In principio furono le recensioni
Ora sono gli influencer (ma nel variegato mercato dei social sono esplosi anche travel blogger, vlogger e agenti immobiliari 2.0) in origine c’era la guerra delle recensioni false o commissionate a distorcere la percezione del valore reale di un ristorante. Diversi studi hanno mostrato come le review fasulle incidano pesantemente sulla fiducia dei consumatori e sulla concorrenza tra locali. Solo da poco le autorità italiane hanno cominciato a intervenire. Azioni e linee guida sono state emanate per aumentare trasparenza e responsabilità. L’AGCOM (Autorità Garante della Concorrenza e del Mercato) ha svolto indagini e sanzionato influencer per pratiche commerciali non trasparenti, dimostrando che la normativa antitrust viene applicata anche al mondo degli influencer.
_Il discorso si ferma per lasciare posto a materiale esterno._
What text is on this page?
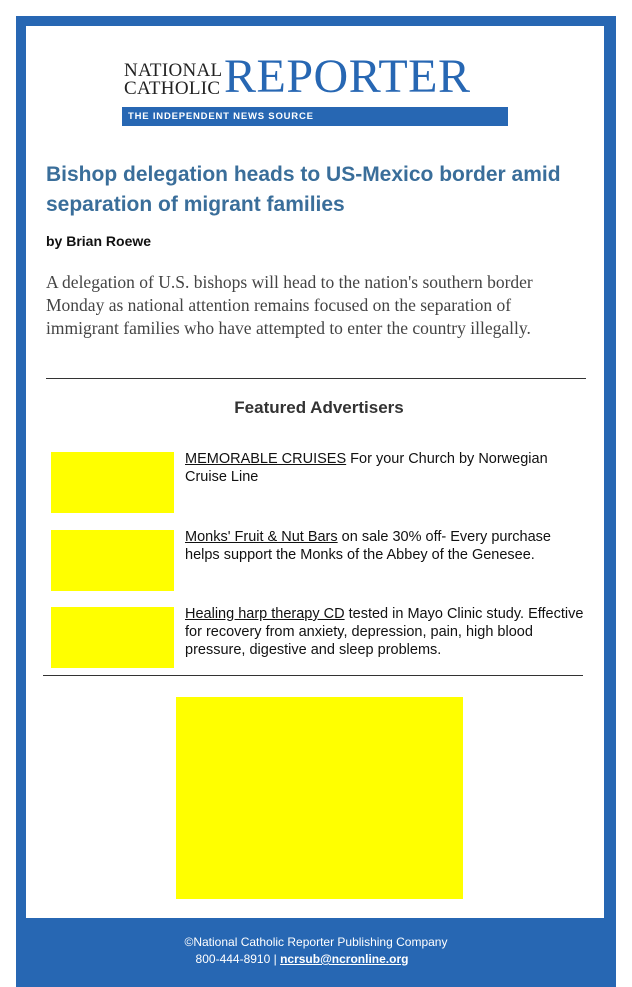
NATIONAL
CATHOLIC REPORTER
THE INDEPENDENT NEWS SOURCE
Bishop delegation heads to US-Mexico border amid separation of migrant families
by Brian Roewe

A delegation of U.S. bishops will head to the nation's southern border Monday as national attention remains focused on the separation of immigrant families who have attempted to enter the country illegally.

Featured Advertisers
MEMORABLE CRUISES For your Church by Norwegian Cruise Line
Monks' Fruit & Nut Bars on sale 30% off- Every purchase helps support the Monks of the Abbey of the Genesee.
Healing harp therapy CD tested in Mayo Clinic study. Effective for recovery from anxiety, depression, pain, high blood pressure, digestive and sleep problems.
©National Catholic Reporter Publishing Company
800-444-8910 | ncrsub@ncronline.org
Sul fronte dei siti di recensioni, il governo italiano ha avanzato un disegno di legge che mira a proibire le recensioni a pagamento o incentivare la verifica d’identità e della visita per chi lascia commenti su hotel e ristoranti. La proposta intende dare maggior tutele ai consumatori e al mercato. Questi interventi indicano che la pratica delle recensioni “in cambio di” non è più tollerata come qualcosa di eticamente grigio: può costare caro (sanzioni economiche e danno d’immagine).